With SelectQuote move, Kansas scores a border war victory

SelectQuote Auto & Home Insurance Services at 8700 State Line Road is negotiating for space at 89th Street and State Line in Leawood to consolidate call center operations with SelectQuote Senior Insurance Services, which is owned by the same company.

SelectQuote Senior Insurance Services at 9200 Ward Parkway is negotiating for space at 89th Street and State Line Road in Leawood to consolidate call center operations with SelectQuote Auto & Home Insurance Services, which is owned by the same company.

SelectQuote Auto & Home Insurance Services at 8700 State Line Road is negotiating for space at 89th Street and State Line in Leawood to consolidate call center operations with SelectQuote Senior Insurance Services, which is owned by the same company.

The Kansas City Star

The latest round in the metropolitan economic border war is going for short yardage, with an insurance marketing company receiving $5 million in incentives to skip just a mile from Kansas City to Leawood.

SelectQuote Senior Insurance Services at 9200 Ward Parkway is negotiating for space at 89th Street and State Line in Leawood to consolidate its local call center operations. The Ward Parkway office is about a mile from the planned new location.

Kansas economic development officials praised the announcement, but a local civic leader who is spearheading opposition criticized it as more of the same business poaching that's cost both states tens of millions of dollars in lost tax revenues without helping the overall metro economy.

"This is just a continuation of a policy that's damaging taxpayers who have to pay for those who aren't paying," said Bill Hall, president of the Hall Family Foundation.

"It's another example of companies that are moving to take advantage of this situation. Those of us who don't move are paying for those who do."

The deal also comes on the heels of a three-part series by The New York Times on incentive abuse nationwide. Kansas City's incestuous border war figured prominently in the paper's report, which concluded Tuesday.

Andrew Martin, director of finance for the local SelectQuote operations, said about 150 employees with an average salary of $55,000 will be consolidated at the new location when a lease is finalized.

The incentive agreement with Kansas calls for 290 full-time jobs to be eventually created within five years. The firm will invest about $12 million in its new facility.

"SelectQuote Senior is excited to be able to consolidate our 150 employees into a new facility in Kansas," Martin said. "The new location will more than double the space we currently occupy, and allow us to continue to maintain our present growth rate.

"In less than two years, we have grown from two employees to over 150, and we have no expectations of slowing down."

SelectQuote already has a call center for its Auto & Home Insurance Services at 8700 State Line Road in Leawood.

The two local operations expected to be consolidated into 32,000 square-feet at the new site are part of San Francisco-based SelectQuote Life, which represents insurance companies including Prudential, ING Financial and Genworth Financial.

Kansas economic development officials praised the SelectQuote decision.

"I'm pleased that Kansas can offer SelectQuote Senior a business environment that will enable it to bring 290 good jobs to the state over a five-year period," Kansas Commerce Secretary Pat George said in a statement.

"Having a respected company such as SelectQuote invest in our state is a great thing for Kansans as we continue to build a strong economic future."

The bulk of the Kansas incentive package for SelectQuote Senior is from the PEAK program, short for Promoting Employment Across Kansas. It allows employers bringing new jobs to the state to keep 95 percent of their employees' state income taxes for up to five to seven years.

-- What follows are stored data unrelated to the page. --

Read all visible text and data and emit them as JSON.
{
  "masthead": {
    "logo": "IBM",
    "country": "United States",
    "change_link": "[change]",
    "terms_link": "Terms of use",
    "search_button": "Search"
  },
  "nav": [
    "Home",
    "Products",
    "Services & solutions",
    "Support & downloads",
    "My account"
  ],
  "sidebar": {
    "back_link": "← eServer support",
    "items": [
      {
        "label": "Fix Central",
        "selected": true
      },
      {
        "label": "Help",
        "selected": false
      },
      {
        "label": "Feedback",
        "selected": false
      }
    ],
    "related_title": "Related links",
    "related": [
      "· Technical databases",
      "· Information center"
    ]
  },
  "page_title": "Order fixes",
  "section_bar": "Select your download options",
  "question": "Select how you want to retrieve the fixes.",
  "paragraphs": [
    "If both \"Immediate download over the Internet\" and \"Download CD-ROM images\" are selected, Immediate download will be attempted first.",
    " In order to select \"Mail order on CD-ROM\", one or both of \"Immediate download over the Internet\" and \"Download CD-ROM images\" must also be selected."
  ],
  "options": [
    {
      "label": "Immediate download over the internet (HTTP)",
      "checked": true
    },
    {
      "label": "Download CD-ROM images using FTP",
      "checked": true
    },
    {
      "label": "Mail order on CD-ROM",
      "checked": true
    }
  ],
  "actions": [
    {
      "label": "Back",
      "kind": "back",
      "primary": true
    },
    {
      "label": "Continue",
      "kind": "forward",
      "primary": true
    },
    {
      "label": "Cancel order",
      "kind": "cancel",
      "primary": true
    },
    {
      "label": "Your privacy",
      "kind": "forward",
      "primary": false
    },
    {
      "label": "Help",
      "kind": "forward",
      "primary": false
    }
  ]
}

Missouri has a similar incentive program called Missouri Quality Jobs.

Hall has become a student of the cross-border incentive dilemma. In April 2011, he wrote a letter to Govs. Sam Brownback of Kansas and Jay Nixon of Missouri that was signed by 17 top executives from throughout the metro calling for a ceasefire.

Since PEAK began in 2009, Hall estimated Kansas has used the incentive program to forgive $131 million in state income taxes for employees moving from Jackson County to the Kansas side of the metro.

At the same time, Missouri forgave about $60 million in income taxes to shift jobs from the Kansas side to Jackson County.

During that period, Hall estimated that Kansas has attracted 3,030 jobs from the Missouri side of the metro and Missouri has attracted 2,514 from Kansas, leaving Kansas with a 516-job net benefit.

For each of those net new jobs, Hall estimated Kansas had forgiven $370,000 in income taxes.

That's money that civic leaders believe is being drained from state budgets for education and other needs.

"The civic leadership continues to be extremely concerned about it and we've had further conversations with the states," Hall said.

"There has to be a significant will at the political level to understand this."